Since the mid-’70s, Steve Smith’s drumming has enhanced a wide range of albums within the rock, jazz, and fusion genres. Classic hits, jazz-fusion escapades, and even Indian-influenced pursuits adorn the drummer’s discography with artists such as Journey, Jean-Luc Ponty, and Vital Information. We recently asked our social media followers for their favorite drum track from Smith’s diverse career. Popular picks included tons of Journey songs, including “Don’t Stop Believin’” (which took the top spot by one vote), “Where Were You,” “Separate Ways,” “Escape,” and “Line of Fire,” while plenty of other choices included music from the drummer’s extensive jazz and fusion output. Here fans offer insight into their favorite cuts.
I love the way the groove evolves in support of the song “Don’t Stop Believin’.” The pattern between the bell of the cymbal and the toms in the chorus is challenging and so musical. That song wouldn’t work without that exact groove.
I love the complex simplicity of Journey’s “Don’t Stop Believin’” and the stadium rockin’ of “Line of Fire,” and I love to play along to “Stone in Love.” “Troubled Child” has a complex time signature that hooks me in.
Also, the first Vital Information album was my initial introduction to fusion as a teenager in the ’80s. I love the tunes “Looks Bad, Feels Good,” “Questionable Arrivals,” and “V.G.” There’s so much to love in Steve’s playing, and he continues to inspire.
Jean-Luc Ponty’s “Enigmatic Ocean, Part 2” was my introduction to fusion drumming. The speed and precision Smith played with seemed unbelievable to a teenage rock drummer like me. I’d never heard anything like it before, and I still listen back to that track today because of the combination of chops and musicality.
My favorite track might be “Mother, Father,” from 1981’s Escape. The drumming matches the emotion of the vocals throughout. Check out the lilt of the ride cymbal during the instrumental parts and the triumphant fills near the end. It’s a thoughtful compositional masterpiece.
“Escape” is probably my favorite Journey tune. The fill Steve plays toward the middle of the song is technically straightforward, but it’s so perfect for the song and executed so well. Steve is always an inspiration.
I absolutely love the feel on Journey’s “After the Fall,” off Frontiers. To me, that’s how a great pop groove should sound. You could dedicate an entire article to breaking down all of Escape and Frontiers—so many cool parts.

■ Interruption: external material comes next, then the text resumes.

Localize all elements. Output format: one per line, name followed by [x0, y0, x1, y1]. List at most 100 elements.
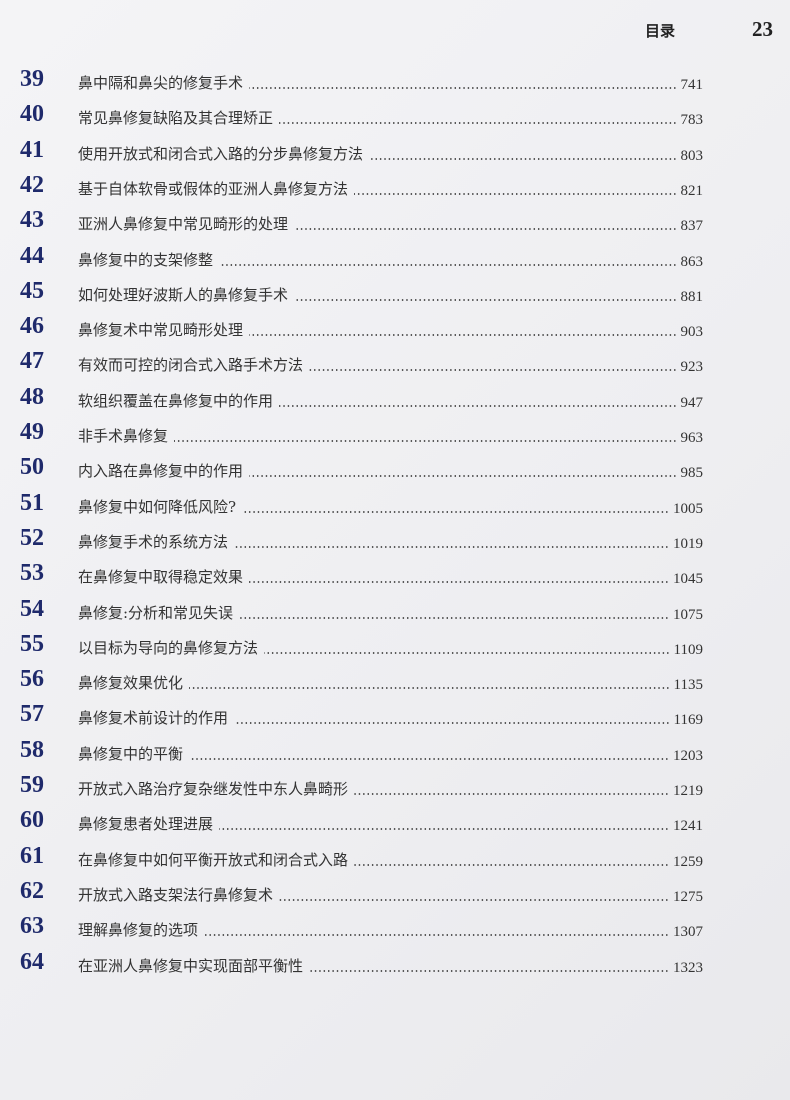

Journey’s “Just the Same Way,” from Evolution. I think he’s blending a baião pattern with a staggered disco groove. I also love the triplet-based ghost notes and the deceptively slow, chugging cadence that appears to quote the melody. The master serves all of this up in a short-form pop song. It’s his world—we only listen in it.
On Journey’s “One More,” the second track on 1996’s Trial by Fire, Steve lays down a solid, impressive groove with some inventive bass drumming and energetic, colorful fills near the end.
“Faithfully,” off Journey’s Frontiers. Funny that a drummer with roots so deep in jazz and fusion soil would basically write the book on, and set the standard for, power ballad playing.
“Edge of the Blade,” from Frontiers. Steve lays down a solid groove that really complements Neal Schon’s playing. Near the end, both Steve and Neal are trading licks, and there are some tasty double bass fills. I love playing along to this track.
“Faithfully.” He left everything so open. The fills he does are so simple, but they sound amazing. It just goes to show that you don’t need to be able to play faster than everyone else—just be more creative!
“Escape” is a drummer’s dream tune. There’s a fantastic attitude that jumps out at you. It also features one of the best Steve Smith snare sounds ever recorded. There are amazing fills throughout the track that are almost big band in nature. Check out the roundhouse, high-to-low tom fill that introduces the guitar-crunching, head-banging groove. Inspiration personified!